Intestinal Biopsies for the Evaluation of Environmental Enteropathy and Environmental Enteric Dysfunction

Abstract

Environmental enteric dysfunction (EED) is a syndrome characterized by impairments of digestion and absorption and intestinal barrier failure in people living in insanitary or tropical environments. There is substantial evidence that it contributes to impaired linear growth of millions of children in low- and middle-income countries, to slowed neurocognitive development, and to diminished responses to oral vaccines. It represents the functional consequences of environmental enteropathy, an asymptomatic inflammatory disorder of the mucosa, and there is considerable overlap with the enteropathy observed in severe clinical malnutrition. The majority of studies of EED have employed functional tests based on lactulose permeation to define the presence of abnormal leak in the gut. However, where intestinal biopsies can safely be collected the opportunity then arises to study the underlying enteropathy in cellular and molecular detail, as well as to measure important functional elements such as enzyme expression. The purpose of this narrative review is to summarize the current understanding of environmental enteropathy obtained from small intestinal biopsies, and prospects for future work. We review histology, electron microscopy, transcription and protein expression, physiological measures, and the microbiome. We conclude that while noninvasive biomarkers of enteropathy and intestinal dysfunction permit large-scale studies of unquestionable value, intestinal biopsies are still required to investigate pathophysiology in depth.

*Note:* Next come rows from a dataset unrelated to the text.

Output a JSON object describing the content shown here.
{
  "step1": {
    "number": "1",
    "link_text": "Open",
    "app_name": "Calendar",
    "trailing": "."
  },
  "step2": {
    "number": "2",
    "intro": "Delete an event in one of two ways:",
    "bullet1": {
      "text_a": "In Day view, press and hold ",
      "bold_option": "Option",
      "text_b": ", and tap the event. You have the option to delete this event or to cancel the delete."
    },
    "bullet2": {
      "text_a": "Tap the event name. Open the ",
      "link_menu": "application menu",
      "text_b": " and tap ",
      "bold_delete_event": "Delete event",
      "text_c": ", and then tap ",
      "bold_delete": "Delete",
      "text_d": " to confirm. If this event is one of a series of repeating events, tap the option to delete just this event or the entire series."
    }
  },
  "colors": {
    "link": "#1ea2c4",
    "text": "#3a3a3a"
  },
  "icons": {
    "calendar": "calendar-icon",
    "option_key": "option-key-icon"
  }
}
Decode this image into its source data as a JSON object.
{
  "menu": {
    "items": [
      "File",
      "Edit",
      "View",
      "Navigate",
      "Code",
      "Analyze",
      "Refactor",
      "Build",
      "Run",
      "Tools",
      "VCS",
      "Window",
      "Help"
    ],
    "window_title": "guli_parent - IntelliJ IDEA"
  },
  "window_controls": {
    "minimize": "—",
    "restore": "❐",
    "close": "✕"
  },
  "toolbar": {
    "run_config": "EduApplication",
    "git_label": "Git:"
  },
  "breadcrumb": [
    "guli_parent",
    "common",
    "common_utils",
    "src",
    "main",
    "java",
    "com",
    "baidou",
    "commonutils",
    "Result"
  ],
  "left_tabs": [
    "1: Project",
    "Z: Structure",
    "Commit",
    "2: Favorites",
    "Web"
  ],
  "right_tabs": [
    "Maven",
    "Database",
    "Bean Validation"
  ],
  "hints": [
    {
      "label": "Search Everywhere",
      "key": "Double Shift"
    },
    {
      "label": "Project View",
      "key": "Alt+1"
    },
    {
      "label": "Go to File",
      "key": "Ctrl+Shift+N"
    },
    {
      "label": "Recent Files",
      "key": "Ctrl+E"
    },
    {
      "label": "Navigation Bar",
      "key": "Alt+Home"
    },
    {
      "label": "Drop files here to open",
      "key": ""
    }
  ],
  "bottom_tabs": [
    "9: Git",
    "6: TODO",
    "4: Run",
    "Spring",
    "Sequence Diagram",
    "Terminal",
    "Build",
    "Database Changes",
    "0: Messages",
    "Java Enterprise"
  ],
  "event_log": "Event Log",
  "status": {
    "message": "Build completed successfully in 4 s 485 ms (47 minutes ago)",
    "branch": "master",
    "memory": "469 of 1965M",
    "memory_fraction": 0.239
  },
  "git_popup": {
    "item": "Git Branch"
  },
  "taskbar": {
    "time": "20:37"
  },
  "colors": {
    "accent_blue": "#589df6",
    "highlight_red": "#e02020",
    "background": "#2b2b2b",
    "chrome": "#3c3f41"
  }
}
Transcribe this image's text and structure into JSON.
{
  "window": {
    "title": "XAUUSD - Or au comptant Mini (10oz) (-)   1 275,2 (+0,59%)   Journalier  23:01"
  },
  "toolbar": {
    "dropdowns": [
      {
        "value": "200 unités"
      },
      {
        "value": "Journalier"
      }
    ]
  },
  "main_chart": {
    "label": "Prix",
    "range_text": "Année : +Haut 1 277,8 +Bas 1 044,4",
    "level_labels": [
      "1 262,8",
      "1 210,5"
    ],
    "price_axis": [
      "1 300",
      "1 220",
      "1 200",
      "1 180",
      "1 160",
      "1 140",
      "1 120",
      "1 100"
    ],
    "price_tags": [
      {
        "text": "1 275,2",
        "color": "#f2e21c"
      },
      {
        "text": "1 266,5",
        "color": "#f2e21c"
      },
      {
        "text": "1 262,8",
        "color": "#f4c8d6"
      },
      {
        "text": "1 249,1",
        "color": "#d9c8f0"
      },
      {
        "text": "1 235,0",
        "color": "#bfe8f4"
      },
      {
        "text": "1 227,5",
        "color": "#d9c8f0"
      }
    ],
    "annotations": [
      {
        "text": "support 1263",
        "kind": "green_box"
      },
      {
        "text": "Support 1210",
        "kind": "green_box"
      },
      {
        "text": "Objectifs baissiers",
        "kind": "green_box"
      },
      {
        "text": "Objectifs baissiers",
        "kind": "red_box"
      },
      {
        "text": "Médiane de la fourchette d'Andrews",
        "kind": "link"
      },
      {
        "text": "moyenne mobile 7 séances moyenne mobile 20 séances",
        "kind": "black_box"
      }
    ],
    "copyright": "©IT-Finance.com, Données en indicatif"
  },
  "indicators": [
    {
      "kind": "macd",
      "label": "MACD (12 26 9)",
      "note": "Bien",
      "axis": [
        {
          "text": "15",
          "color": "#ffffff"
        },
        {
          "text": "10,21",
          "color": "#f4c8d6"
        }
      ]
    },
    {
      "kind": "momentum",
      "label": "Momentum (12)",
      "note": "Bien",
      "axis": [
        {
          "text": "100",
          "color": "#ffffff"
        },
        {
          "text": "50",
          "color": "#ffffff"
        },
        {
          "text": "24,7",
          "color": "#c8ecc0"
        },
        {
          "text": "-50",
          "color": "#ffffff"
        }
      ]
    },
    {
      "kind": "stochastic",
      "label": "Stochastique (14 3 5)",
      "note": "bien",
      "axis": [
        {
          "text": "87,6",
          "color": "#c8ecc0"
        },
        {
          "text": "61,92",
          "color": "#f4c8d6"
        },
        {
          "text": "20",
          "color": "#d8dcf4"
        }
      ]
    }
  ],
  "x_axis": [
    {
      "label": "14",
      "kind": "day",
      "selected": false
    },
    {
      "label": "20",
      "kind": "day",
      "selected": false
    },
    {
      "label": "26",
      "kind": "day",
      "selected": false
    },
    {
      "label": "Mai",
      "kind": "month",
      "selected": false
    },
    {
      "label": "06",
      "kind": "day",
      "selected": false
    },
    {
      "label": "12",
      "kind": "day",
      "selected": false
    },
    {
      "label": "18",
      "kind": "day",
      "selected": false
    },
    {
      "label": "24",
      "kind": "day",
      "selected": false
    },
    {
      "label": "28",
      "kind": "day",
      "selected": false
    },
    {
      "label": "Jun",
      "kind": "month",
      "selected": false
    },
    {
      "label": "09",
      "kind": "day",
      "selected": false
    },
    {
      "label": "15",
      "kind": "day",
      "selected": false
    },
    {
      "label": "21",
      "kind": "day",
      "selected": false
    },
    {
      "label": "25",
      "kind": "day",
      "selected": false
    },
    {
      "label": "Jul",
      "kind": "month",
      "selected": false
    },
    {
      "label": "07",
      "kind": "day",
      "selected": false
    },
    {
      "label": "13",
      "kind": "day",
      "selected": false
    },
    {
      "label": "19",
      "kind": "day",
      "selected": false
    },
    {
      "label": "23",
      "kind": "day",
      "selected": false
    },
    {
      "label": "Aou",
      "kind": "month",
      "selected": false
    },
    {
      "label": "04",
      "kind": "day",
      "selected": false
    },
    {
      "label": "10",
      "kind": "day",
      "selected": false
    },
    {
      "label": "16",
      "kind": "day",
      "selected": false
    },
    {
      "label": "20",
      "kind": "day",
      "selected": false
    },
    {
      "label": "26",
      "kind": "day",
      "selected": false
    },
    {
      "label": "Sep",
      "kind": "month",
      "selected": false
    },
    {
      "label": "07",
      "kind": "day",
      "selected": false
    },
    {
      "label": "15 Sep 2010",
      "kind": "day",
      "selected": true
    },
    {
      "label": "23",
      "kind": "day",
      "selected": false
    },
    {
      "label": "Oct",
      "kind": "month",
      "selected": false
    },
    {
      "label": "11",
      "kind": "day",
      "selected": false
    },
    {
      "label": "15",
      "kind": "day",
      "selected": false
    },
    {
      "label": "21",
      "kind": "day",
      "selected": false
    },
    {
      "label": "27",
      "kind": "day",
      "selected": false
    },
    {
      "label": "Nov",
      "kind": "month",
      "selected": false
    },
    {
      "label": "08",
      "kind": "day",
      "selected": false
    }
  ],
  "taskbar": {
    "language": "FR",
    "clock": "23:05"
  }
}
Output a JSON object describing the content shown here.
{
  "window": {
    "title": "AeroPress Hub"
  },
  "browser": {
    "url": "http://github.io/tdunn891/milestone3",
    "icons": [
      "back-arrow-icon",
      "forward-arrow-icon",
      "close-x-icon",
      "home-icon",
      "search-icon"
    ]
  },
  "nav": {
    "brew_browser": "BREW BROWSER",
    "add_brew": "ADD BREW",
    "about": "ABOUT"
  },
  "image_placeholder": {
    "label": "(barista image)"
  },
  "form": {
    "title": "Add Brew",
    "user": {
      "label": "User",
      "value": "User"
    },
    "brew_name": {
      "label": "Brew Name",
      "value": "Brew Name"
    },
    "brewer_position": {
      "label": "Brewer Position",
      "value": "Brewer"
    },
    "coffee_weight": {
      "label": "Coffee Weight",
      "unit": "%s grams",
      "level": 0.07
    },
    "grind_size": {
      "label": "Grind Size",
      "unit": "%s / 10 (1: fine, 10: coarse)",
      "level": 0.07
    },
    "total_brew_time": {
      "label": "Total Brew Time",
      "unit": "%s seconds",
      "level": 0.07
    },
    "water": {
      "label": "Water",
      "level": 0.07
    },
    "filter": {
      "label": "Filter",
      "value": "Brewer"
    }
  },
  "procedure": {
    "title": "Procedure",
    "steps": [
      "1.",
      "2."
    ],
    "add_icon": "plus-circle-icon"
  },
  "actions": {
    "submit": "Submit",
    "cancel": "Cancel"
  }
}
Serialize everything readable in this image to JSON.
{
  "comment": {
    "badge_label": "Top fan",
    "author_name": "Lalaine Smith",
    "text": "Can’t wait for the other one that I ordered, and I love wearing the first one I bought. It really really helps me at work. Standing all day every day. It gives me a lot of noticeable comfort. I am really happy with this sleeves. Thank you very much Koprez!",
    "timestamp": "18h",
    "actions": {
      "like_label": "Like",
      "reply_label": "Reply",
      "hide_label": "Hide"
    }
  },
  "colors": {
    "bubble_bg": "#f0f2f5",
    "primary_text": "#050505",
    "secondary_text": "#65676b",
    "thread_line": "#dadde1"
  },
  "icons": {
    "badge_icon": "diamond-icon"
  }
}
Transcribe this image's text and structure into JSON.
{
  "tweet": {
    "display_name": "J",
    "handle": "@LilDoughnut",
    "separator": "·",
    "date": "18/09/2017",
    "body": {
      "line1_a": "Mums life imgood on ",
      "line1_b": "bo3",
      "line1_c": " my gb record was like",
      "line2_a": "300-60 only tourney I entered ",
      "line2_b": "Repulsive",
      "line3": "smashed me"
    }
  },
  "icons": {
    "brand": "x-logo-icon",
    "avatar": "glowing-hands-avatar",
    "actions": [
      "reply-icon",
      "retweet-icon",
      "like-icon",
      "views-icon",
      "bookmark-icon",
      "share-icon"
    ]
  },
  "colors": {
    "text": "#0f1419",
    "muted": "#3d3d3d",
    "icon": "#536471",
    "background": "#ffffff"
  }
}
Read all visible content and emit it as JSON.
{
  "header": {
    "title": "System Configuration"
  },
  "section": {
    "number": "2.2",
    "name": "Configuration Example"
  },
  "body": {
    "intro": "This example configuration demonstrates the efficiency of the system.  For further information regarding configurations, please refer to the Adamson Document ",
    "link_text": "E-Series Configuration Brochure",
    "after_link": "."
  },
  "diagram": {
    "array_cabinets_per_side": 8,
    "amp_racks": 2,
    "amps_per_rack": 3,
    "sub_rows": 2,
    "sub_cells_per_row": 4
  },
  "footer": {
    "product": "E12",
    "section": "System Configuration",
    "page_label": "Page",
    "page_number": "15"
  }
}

Keywords: environmental enteric dysfunction; environmental enteropathy.

Figure 1.

Histological sections of intestinal biopsies stained with hematoxylin and eosin. A, Long, slender villi in a well-orientated view as demonstrated by the crypts seen in longitudinal section. B, Severe enteropathy in a biopsy from a child with severe acute malnutrition complicated by human immunodeficiency virus infection and persistent diarrhea; there are no villi and severe inflammation of the lamina propria. C, Moderately inflamed section with shortened and widened villi visible, and with penetration of a Brunner gland into the mucosa (arrow). D, Section showing very long crypts and increased extracellular eosinophilic material from a biopsy showing subtotal villus atrophy. E, Lymphoid aggregate with marked intraepithelial lymphocytosis. Scale bars are 100 μm.

Figure 2.

Electron microscopy of intestinal pathogens in small biopsies from AIDS patients in Zambia in the era before antiretroviral therapy. (A) and (B) fertilised macroamonts of Cryptosporidium spp which occupy an intracellular but extracytoplasmic niche, enclosed within plasma membrane and divided from the cytoplasm by the feeder organelle, an osmophilic band seen just beneath the parasite in (A) and indicated by an arrow. Obliteration of the brush border is evident across the area of attachment. (C) a trophozoite of Cystisospora belli (arrow) in a fully intracytoplasmic niche in an enterocyte, also from a Zambian AIDS patient. (D) Enterocytozoon bieneusi, and (E) Encephalitozoon intestinalis, both microsporidia which are now classified as fungi. Arrows indicate the boundary of the parasite.

Figure 3.

Examples of immunostaining of small intestinal biopsies from Zambian adult volunteers to show (A) claudin 4 disorganisation at the tip of a villus; claudin 4 is a tight junction protein, here stained in red, showing departure from the usual pattern of small foci of localisation near the brush border along the intercellular junction. (B) sucrase-isomaltase staining (in green) of the brush border around a villus. (C) staining of trefoil factor 3 (in red) which highlights goblet cells. (D) human defensin 5 staining of Paneth cells shown (arrow) using peroxidase immunohistochemistry. In A-C nuclei are stained in blue.